Director, Data Management and Statistics Target RWE, United States
Background: Performing multiple Negative Control Outcome analyses can be a valuable way to cast a wide net when trying to assess the possibility of violated statistical assumptions in causal analyses, but it can be challenging to synthesize the information provided by the analyses. In this talk a novel Bayesian method is proposed that can be used to construct a distribution characterizing the observed bias from the analyses.
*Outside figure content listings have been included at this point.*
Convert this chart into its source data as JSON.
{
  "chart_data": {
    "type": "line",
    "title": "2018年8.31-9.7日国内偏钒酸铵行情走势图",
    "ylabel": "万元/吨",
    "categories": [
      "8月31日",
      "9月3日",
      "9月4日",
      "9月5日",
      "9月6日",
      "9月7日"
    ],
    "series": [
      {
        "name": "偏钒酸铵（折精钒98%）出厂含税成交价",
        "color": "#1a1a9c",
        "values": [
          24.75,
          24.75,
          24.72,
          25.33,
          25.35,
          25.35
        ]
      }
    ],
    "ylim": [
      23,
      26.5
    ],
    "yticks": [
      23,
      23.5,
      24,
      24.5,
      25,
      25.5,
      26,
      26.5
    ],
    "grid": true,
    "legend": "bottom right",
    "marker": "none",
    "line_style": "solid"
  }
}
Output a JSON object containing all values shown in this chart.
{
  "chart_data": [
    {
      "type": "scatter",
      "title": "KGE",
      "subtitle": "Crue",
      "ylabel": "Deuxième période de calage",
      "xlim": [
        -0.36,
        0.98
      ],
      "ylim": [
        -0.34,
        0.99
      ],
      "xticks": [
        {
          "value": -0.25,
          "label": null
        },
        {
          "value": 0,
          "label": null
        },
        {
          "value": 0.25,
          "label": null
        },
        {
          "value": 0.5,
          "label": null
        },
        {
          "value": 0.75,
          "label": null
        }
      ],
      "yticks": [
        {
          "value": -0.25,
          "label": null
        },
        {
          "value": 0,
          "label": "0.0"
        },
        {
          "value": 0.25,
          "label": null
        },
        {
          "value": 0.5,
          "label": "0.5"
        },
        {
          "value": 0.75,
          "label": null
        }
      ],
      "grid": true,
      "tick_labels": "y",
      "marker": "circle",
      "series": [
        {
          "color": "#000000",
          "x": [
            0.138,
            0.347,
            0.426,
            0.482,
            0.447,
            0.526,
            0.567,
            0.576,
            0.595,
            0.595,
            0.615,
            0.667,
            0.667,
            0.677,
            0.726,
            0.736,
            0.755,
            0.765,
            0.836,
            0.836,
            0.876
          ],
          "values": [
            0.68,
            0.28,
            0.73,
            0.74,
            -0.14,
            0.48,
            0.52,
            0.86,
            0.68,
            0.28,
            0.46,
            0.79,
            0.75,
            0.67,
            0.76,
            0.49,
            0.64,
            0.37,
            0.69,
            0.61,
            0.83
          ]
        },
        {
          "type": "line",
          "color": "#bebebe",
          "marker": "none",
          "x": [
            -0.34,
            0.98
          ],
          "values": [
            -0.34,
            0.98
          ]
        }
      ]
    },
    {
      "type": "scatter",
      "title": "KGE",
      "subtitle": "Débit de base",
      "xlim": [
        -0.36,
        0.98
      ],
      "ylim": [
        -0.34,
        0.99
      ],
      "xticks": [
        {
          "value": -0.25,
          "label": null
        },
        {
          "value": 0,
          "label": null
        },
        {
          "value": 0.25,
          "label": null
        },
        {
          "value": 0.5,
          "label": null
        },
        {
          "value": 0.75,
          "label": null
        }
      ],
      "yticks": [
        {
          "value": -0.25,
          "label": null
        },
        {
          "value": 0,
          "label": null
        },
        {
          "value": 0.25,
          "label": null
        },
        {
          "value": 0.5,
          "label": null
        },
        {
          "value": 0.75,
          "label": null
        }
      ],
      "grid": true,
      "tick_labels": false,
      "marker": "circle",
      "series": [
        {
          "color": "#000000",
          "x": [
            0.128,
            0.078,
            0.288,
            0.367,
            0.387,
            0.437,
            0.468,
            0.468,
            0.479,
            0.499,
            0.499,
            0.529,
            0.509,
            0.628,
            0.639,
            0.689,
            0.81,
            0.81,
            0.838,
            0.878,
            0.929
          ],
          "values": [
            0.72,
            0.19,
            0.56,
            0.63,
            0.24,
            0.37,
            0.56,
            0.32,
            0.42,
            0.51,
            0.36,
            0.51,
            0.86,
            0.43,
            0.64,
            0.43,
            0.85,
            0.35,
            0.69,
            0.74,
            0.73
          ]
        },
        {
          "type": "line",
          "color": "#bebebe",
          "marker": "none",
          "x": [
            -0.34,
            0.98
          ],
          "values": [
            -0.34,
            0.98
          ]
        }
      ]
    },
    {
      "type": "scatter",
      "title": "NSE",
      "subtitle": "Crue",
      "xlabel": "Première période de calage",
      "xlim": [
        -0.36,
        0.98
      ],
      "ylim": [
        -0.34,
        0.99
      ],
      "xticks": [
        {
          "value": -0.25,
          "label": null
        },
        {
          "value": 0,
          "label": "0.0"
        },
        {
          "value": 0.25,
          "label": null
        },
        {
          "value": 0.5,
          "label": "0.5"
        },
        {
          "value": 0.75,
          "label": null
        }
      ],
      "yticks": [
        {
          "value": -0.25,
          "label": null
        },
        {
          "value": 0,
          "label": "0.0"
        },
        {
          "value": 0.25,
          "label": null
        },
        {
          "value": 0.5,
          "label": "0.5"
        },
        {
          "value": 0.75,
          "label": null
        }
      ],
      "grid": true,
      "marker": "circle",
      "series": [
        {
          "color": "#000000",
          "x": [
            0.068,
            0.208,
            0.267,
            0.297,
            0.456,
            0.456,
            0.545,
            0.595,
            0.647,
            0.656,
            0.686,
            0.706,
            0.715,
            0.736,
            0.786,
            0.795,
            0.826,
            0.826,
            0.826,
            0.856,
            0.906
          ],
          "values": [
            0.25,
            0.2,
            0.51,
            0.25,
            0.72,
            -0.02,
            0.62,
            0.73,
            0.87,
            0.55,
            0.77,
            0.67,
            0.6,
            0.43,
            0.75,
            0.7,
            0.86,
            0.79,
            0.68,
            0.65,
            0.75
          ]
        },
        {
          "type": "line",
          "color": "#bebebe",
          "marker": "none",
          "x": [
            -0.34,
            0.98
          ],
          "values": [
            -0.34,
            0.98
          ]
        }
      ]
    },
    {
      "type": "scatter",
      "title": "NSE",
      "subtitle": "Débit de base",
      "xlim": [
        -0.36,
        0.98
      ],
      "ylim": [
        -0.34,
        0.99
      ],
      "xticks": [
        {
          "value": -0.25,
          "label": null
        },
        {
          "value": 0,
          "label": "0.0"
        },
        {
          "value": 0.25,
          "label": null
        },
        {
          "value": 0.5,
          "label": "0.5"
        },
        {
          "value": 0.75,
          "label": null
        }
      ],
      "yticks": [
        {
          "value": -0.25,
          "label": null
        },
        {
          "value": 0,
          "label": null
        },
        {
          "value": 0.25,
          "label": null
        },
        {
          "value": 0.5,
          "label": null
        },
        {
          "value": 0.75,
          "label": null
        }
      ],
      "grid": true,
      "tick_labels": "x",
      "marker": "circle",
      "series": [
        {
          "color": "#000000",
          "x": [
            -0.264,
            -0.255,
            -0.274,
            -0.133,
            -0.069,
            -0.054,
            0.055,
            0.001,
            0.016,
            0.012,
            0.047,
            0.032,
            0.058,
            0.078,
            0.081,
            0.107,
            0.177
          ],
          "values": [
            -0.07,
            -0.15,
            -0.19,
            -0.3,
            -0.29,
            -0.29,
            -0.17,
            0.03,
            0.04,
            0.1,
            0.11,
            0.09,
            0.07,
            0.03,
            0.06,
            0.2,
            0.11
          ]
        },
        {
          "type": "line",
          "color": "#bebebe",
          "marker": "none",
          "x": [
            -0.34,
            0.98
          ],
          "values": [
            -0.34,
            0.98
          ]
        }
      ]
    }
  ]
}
Objectives: This methodology provides a mechanism to make statements about the distribution of negative control outcome risk differences. The observed risk differences are estimates of the bias since the risk differences are 0 when the model assumptions are met. By having such a distribution one can make statements about the threshold at which the magnitude of the bias will be below with some high degree of probability. One application of having such a measure is to use it to make a principled a priori decision rule about whether to proceed with a follow-up study using an outcome of interest; if the bias threshold is below some preselected amount then the follow-up study may proceed, otherwise it is determined that there is too much bias to continue.
Methods: The negative control outcome bias distribution is modeled using a Bayesian model. At the top level the true bias values are assumed to follow a hierarchical Normal distribution conditional on a Bernoulli positivity parameter, and where the mean of the Normal distribution is either positive or negative value depending on the value of that parameter. The motivation for this distribution is that if a model is biased, then depending on the negative control outcome the mean of the bias may be either positive or negative. Indeed, switching the outcome and non-outcome roles for a negative outcome variable will flip the sign of the true risk difference.
The true bias values are latent variables, and the available data are the estimates from the negative control outcome analyses. The model assumes that the estimated values are normally distributed with mean given by the true bias values, and covariance a hyperparameter that can be specified using an empirical Bayes approach where an estimated covariance matrix can be constructed by using results from bootstrap iterations.
Results: Constructing the posterior predictive distribution for the negative control outcomes under this model on simulated data resulted in distributions that fit the true distribution of the data generating mechanism better than nonparametric kernel density estimates for input sizes of 10-20 negative control outcomes.
Conclusions: Characterizing the results from multiple negative control outcome analyses as a distribution provides a valuable way of summarizing the information provided by the analyses.